I was bored and often lonely. I busied myself during the day with chores and the gym and getting cheap lunches with friends until he got home. When I was working full-time, I was so eager to feel like I had a life outside of work that I’d spend hours on hobbies — hiking, yoga, painting, seeing friends. Now I looked forward to his company.

Still, my mind raced with ways to make my situation feel more “acceptable.” “Should we have a baby?” I found myself thinking, so at least there would be a reason I was at home? In the meantime I turned the thermostat up and tried to limit how much electricity I was using. I sold old bicycles and office supplies that had been sitting unused in a room. I started working on a book, making myself sit down for an hour-and-a-half each morning to work on it.

He didn’t ask me to do these things, but I felt like I had to. I didn’t know how to feel equal if it wasn’t with money.

A former colleague, Becky Bracken, recently found herself relying on her partner’s paycheck too. “I feel guilty and like I’m putting everyone on the team under stress,” Becky told me. “My husband is totally supportive and sweet, but we can both do math. So, pretty much like everything else, my reaction is crippling guilt.”

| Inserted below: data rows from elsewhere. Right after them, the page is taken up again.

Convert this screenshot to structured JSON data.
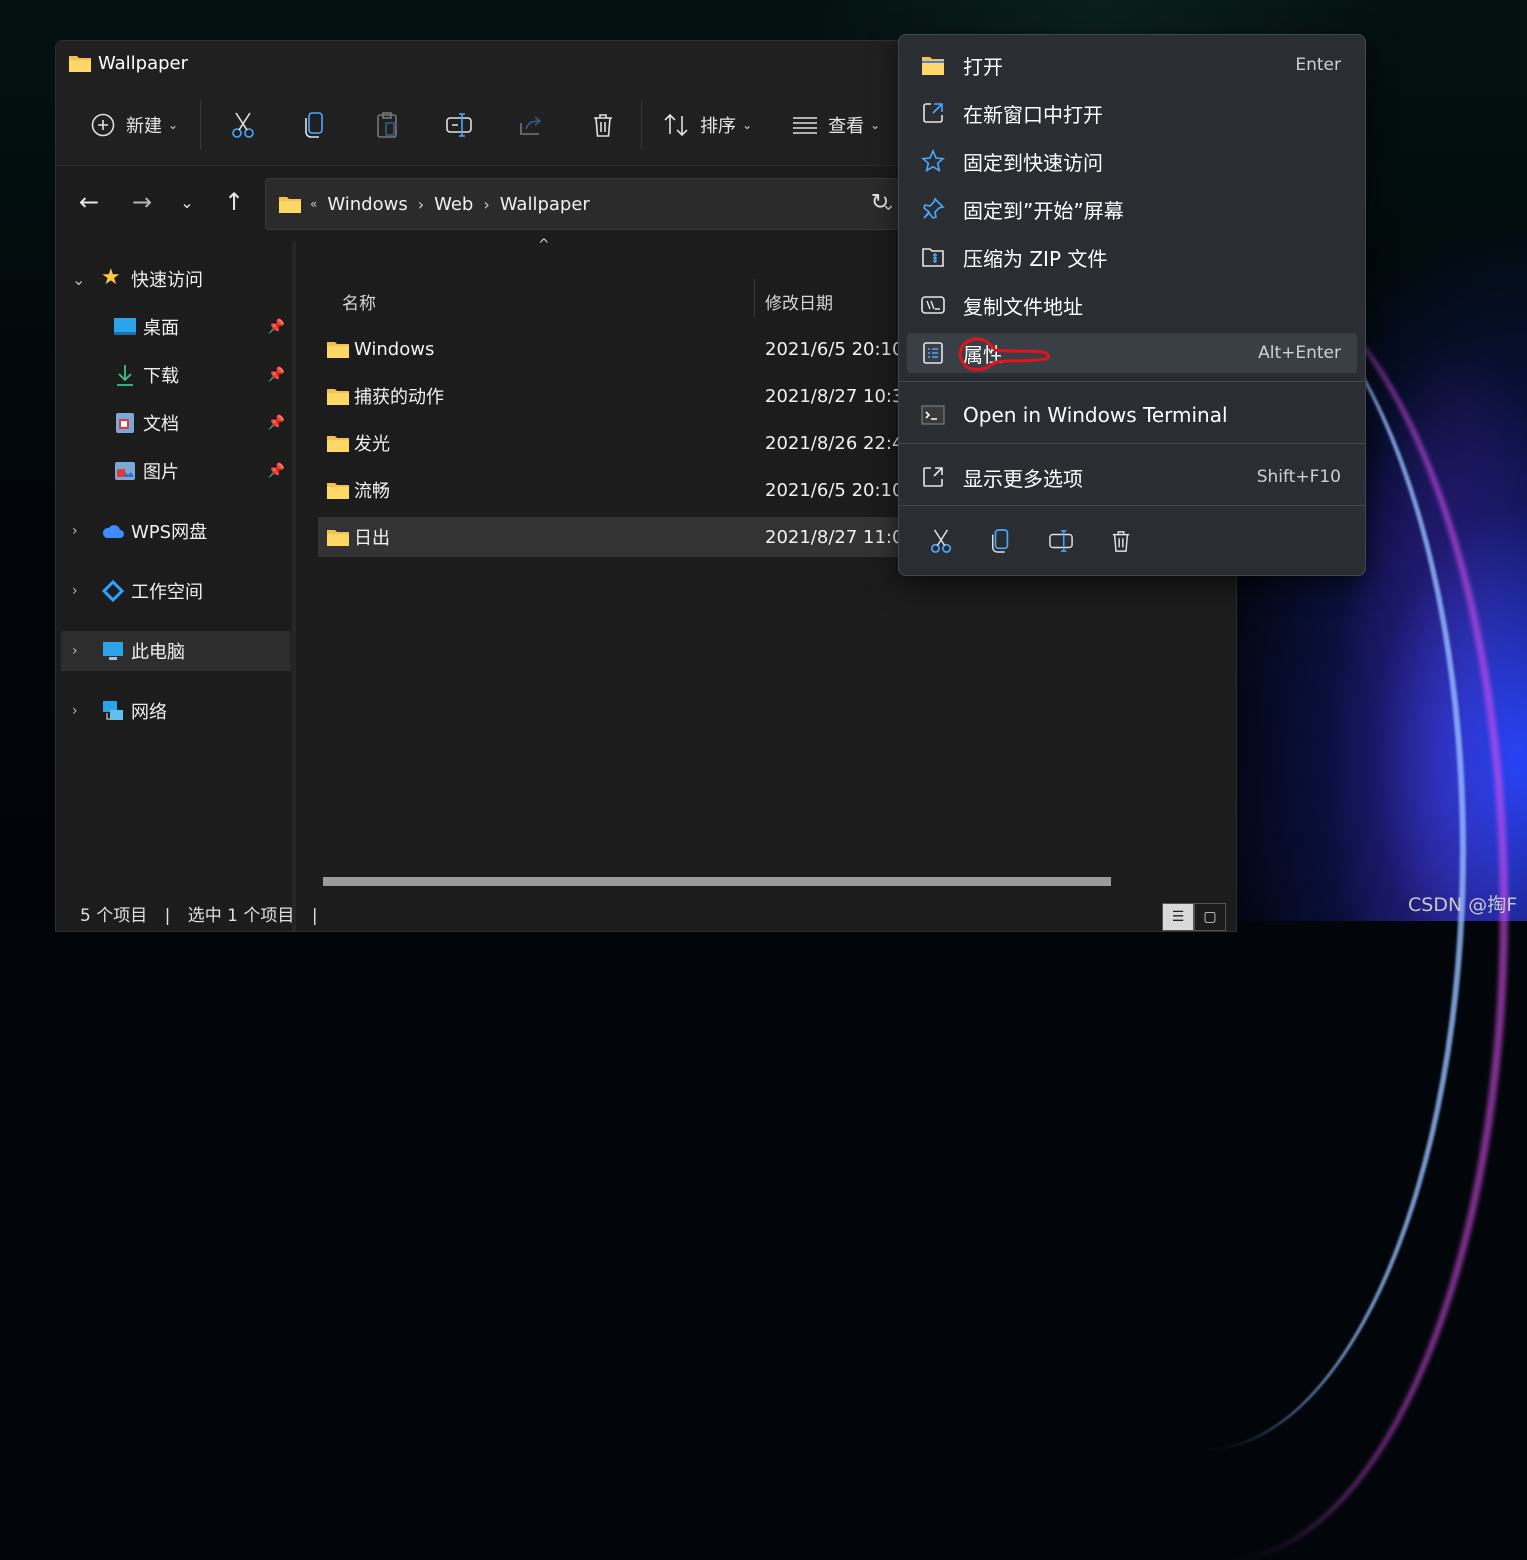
{
  "window": {
    "title": "Wallpaper"
  },
  "toolbar": {
    "new_label": "新建",
    "sort_label": "排序",
    "view_label": "查看"
  },
  "breadcrumb": {
    "items": [
      "Windows",
      "Web",
      "Wallpaper"
    ]
  },
  "sidebar": {
    "quick_access": "快速访问",
    "pinned": [
      {
        "label": "桌面",
        "icon": "desktop-icon"
      },
      {
        "label": "下载",
        "icon": "download-icon"
      },
      {
        "label": "文档",
        "icon": "documents-icon"
      },
      {
        "label": "图片",
        "icon": "pictures-icon"
      }
    ],
    "wps": "WPS网盘",
    "workspace": "工作空间",
    "this_pc": "此电脑",
    "network": "网络"
  },
  "columns": {
    "name": "名称",
    "modified": "修改日期"
  },
  "files": [
    {
      "name": "Windows",
      "date": "2021/6/5 20:10"
    },
    {
      "name": "捕获的动作",
      "date": "2021/8/27 10:3"
    },
    {
      "name": "发光",
      "date": "2021/8/26 22:4"
    },
    {
      "name": "流畅",
      "date": "2021/6/5 20:10"
    },
    {
      "name": "日出",
      "date": "2021/8/27 11:0",
      "selected": true
    }
  ],
  "status": {
    "count": "5 个项目",
    "selected": "选中 1 个项目"
  },
  "context_menu": {
    "items": [
      {
        "label": "打开",
        "shortcut": "Enter",
        "icon": "folder-open-icon"
      },
      {
        "label": "在新窗口中打开",
        "shortcut": "",
        "icon": "new-window-icon"
      },
      {
        "label": "固定到快速访问",
        "shortcut": "",
        "icon": "star-icon"
      },
      {
        "label": "固定到”开始”屏幕",
        "shortcut": "",
        "icon": "pin-icon"
      },
      {
        "label": "压缩为 ZIP 文件",
        "shortcut": "",
        "icon": "zip-icon"
      },
      {
        "label": "复制文件地址",
        "shortcut": "",
        "icon": "copy-path-icon"
      },
      {
        "label": "属性",
        "shortcut": "Alt+Enter",
        "icon": "properties-icon",
        "hovered": true
      },
      {
        "label": "Open in Windows Terminal",
        "shortcut": "",
        "icon": "terminal-icon"
      },
      {
        "label": "显示更多选项",
        "shortcut": "Shift+F10",
        "icon": "more-options-icon"
      }
    ]
  },
  "watermark": "CSDN @掏F",
  "colors": {
    "accent": "#4aa8ff",
    "folder": "#f2c14e",
    "annotation": "#e0141e"
  }
}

More:Doing Housework Isn’t Just “Nice” of You, Fellas — It’s Your Civic Duty

I could relate. My husband and I strived for an egalitarian relationship, and I felt like I wasn’t holding up my end of the bargain. I wondered if I was working against my own principles, letting a man take care of me. I already felt like I was playing into stereotypical relationship roles, doing laundry and cleaning the kitchen to pass the time. Was this changing the expectations of our partnership?

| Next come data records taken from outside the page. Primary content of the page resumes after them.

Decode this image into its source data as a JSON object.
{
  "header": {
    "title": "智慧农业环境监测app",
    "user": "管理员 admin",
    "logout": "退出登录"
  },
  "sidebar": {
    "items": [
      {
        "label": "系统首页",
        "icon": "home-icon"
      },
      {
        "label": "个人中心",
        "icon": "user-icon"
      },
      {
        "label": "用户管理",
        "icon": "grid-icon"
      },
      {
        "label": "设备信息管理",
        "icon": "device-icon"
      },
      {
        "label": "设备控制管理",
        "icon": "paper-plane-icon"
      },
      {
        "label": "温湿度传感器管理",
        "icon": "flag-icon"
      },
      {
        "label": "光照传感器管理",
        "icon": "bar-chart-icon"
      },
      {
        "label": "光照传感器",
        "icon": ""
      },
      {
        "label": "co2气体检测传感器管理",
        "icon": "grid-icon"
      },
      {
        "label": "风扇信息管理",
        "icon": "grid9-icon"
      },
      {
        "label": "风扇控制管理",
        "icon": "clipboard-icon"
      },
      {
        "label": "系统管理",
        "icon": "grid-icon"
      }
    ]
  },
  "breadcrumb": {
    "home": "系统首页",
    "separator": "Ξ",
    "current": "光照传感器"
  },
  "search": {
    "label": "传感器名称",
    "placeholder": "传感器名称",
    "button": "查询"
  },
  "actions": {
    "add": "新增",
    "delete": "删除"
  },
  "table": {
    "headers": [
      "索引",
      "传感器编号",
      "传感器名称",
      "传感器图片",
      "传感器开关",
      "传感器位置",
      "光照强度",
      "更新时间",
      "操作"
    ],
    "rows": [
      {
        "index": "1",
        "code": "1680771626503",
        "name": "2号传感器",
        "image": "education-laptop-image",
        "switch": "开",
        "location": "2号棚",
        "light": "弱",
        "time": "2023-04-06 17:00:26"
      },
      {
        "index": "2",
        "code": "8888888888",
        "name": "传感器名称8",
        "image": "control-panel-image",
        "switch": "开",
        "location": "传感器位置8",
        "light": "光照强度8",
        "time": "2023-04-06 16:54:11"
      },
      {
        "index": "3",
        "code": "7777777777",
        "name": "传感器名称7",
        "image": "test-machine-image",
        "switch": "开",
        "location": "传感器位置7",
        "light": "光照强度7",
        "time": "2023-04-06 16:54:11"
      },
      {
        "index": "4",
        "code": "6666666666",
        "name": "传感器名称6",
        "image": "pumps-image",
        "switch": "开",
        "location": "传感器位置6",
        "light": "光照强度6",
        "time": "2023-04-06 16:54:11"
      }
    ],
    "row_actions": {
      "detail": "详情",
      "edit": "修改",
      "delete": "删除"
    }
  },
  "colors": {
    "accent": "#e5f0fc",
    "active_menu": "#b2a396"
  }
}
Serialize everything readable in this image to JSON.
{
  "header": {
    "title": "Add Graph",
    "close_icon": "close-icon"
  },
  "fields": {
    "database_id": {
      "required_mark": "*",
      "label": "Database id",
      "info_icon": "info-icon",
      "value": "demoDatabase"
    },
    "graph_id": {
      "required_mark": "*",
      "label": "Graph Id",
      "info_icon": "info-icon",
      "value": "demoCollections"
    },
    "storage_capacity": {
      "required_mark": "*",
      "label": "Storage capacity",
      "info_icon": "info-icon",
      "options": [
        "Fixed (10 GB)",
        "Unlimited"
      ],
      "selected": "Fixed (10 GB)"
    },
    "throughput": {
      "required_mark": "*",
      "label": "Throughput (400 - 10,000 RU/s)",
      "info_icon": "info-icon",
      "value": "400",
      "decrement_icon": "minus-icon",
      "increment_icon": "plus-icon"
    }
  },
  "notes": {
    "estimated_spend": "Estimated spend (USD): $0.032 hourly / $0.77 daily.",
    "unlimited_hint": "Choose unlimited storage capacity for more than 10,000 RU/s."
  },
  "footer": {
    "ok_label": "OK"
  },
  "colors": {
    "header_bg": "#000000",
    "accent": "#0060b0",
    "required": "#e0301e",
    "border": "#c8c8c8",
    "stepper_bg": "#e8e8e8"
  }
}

My discomfort was multiplied by the fact that I was struggling to even want a job. I’d spent the last four months walking through the wilderness. The idea of an office was stifling. I’d scroll through jobs I was qualified for, ones that might make sense as a continuation on my résumé, and want to curl up in a ball. Instead, I applied at bookshops and grocery stores. I considered driving for Uber or Lyft. I signed up to deliver for Postmates.

I told my husband after each application to prove I was trying. He hadn’t asked for proof. I wondered, “Would I be so generous if my husband were in the same position I was?”

I wasn’t sure.

I felt ashamed to feel the way I did and also ashamed to feel ashamed. I knew so many people who were also jobless but didn’t have the luxury of spouses to support them, let alone a spouse who was able to afford to support them. I had an incredible amount of luck and privilege, but mostly I was agonizing over how guilty it made me feel.

I wish I could say I had some grand epiphany. Instead, I reached out to some former clients and colleagues — another privilege — and started freelance writing. I still haven’t received my first paycheck — freelancing is delayed like that — but knowing I was working again provided near-instant relief. Shortly after I started writing, I was offered a temporary job that would allow me to contribute, if only briefly, to bills.

While I was working on this article, my husband was circling around me cleaning the house. I asked him how he felt about my moneyless-ness. “I don’t care. It’s an agreement we already had. I make enough money,” he told me.

I pressed him for more. “You seem happier,” he said, which is true despite my anxieties over what to do about a job. “If I could make less money and be happier I would.” I laughed. Then he kicked me out of the room so he could finish cleaning.

As of 2015, there were only 20 percent of married couples where the husband was primarily responsible for household income. I didn’t expect to be one of them, but for now, I am. Freelancing, particularly starting out, is not an especially reliable source of income. It’s one of the least stable jobs I’ve pursued. It’s also one of the only jobs that has made me feel a spark of ambition again.

More:15 Jobs With Flexible Schedules for Busy Working Moms

By the time this is published, that temporary job will already be over, and until I find the next gig, my income is unlikely to provide much in the way of financial help. So I’ll just have to learn to appreciate my husband’s generosity.